Tuesday, November 30, 2010

Life's a jest and all things show it ... and this title will not rhyme

I have a complicated relationship with poetry.

It started out well enough. Doctor Seuss, how I loved thee! Say what you will about them, I loved green eggs and ham. And Shel Silverstein could do no wrong, of course. I was secretly convinced that I did not have wavy hair—I had straight hair and a wavy head. (In fact, I do … but that’s another story.)

I think it was around the time I first heard “The Cremation of Sam McGee” that I figured out something was wrong. Or rather, when I tried to show it to my friends.

For those of you who are neither Canadian nor blessed with clever teachers, “The Cremation of Sam McGee” is a poem by the Canadian poet Robert W. Service, published in his book The Spell of the Yukon in 1916. (You can read the full text of it here.) The poem is a dark little affair. Two gold prospectors are mushing their way through the Yukon Territory on their dogsled, and Sam McGee (who was “from Tennessee, where the cotton blooms and blows—why he left his home in the South to roam ‘round the Pole, God only knows”) announces to his unnamed partner that he is about to die, and that he has one last request. Being a native of a warm climate, he really hates the chill of the Canadian wilderness, and he begs his friend to cremate his body rather than burying it in the frozen ground.

Sam then dies … and the horror show starts.

The poem’s narrator lashes the corpse to his sled and sets off in search of a crematorium. As he travels farther and farther afield, as the rations get lower and lower and the dogs begin howling eerily, the narrator begins losing his tenuous grip on reality. He talks and sings to Sam’s corpse, and hallucinates that it “hearkened with a grin.” Finally, he finds the wreck of a steamboat jammed in the ice of a frozen lake, and decides that he can cremate the body in the boiler. In a frenzy of activity, he tears up planks from the cabin floor and sets the boiler burning. When the fire is high enough, he stuffs the corpse into the makeshift oven and goes for a walk to avoid the sizzle of cooking flesh.

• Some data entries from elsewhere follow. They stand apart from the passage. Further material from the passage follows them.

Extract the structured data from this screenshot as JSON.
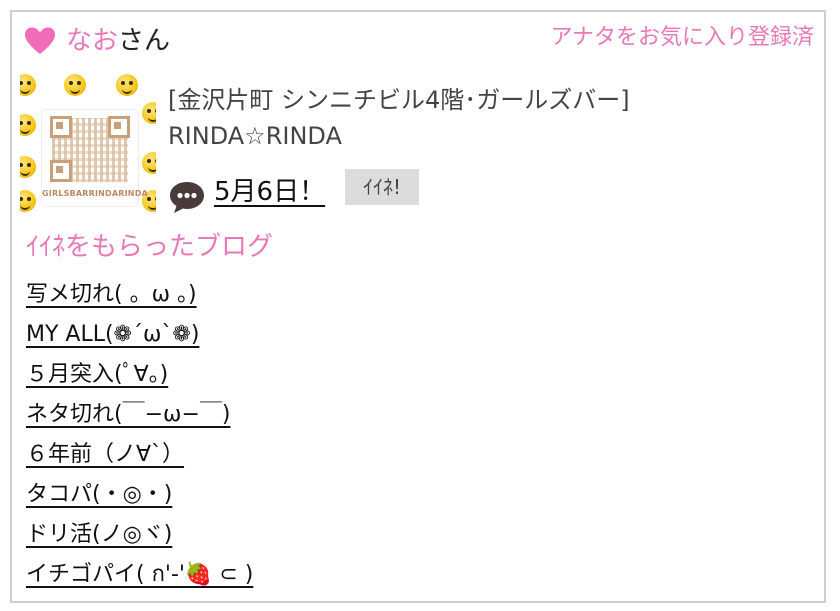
{
  "user": {
    "name": "なお",
    "suffix": "さん"
  },
  "favorite_link": "アナタをお気に入り登録済",
  "avatar": {
    "qr_caption": "GIRLSBARRINDARINDA"
  },
  "shop": {
    "line1": "[金沢片町 シンニチビル4階･ガールズバー]",
    "line2": "RINDA☆RINDA"
  },
  "post": {
    "date_link": "5月6日！",
    "iine_button": "ｲｲﾈ!"
  },
  "liked_blogs": {
    "title": "ｲｲﾈをもらったブログ",
    "items": [
      "写メ切れ( 。ω 。)",
      "MY ALL(❁´ω`❁)",
      "５月突入(ﾟ∀。)",
      "ネタ切れ(￣−ω−￣)",
      "６年前（ノ∀`）",
      "タコパ(・◎・)",
      "ドリ活(ノ◎ヾ)",
      "イチゴパイ( ก'-'🍓 ⊂ )"
    ]
  },
  "colors": {
    "accent_pink": "#e879b8",
    "button_gray": "#dcdcdc",
    "border": "#cfcfcf"
  },
  "icons": [
    "heart-icon",
    "comment-icon"
  ]
}
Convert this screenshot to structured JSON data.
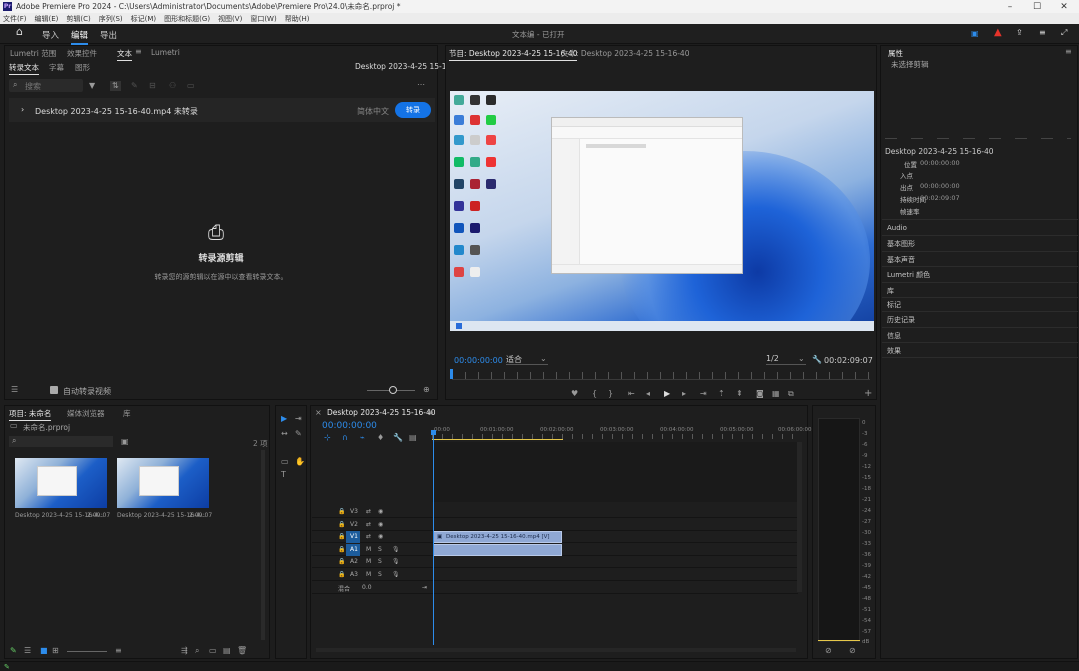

SPOILER ALERT—if you don’t want to know what happens, skip the next paragraph.

When the narrator returns to the ship, he opens the boiler door to check the progress of the cremation—and finds Sam sitting there, “cool and calm,” smiling broadly and asking him to close the door. It is, he says, the first time he’s been warm since he left Tennessee.

My father owns a first-edition copy of The Spell of the Yukon. Having been born on an isolated atoll in Alaska, he’s long felt an attachment to Service’s poetry about the northern wilderness he doesn’t actually remember. I was probably five or six the first time he read me “The Cremation of Sam McGee” as a bedtime story, growling the stanzas in his basso-profundo voice.

I laughed myself sick. I thought it was the funniest poem I’d ever heard. I laughed at the howling dogs, the singing to the dead body, everything. When I was old enough to be trusted with his books, I took The Spell of the Yukon to school and read the poem to any classmate who would listen. To a one, they were horrified … and at least half their horror of that poem was based on my reaction to it. Anyone who read this kind of sick stuff, they declared, let alone laughed at it, had to be some kind of psycho. It was judgments like this that made me so amazingly popular with my classmates.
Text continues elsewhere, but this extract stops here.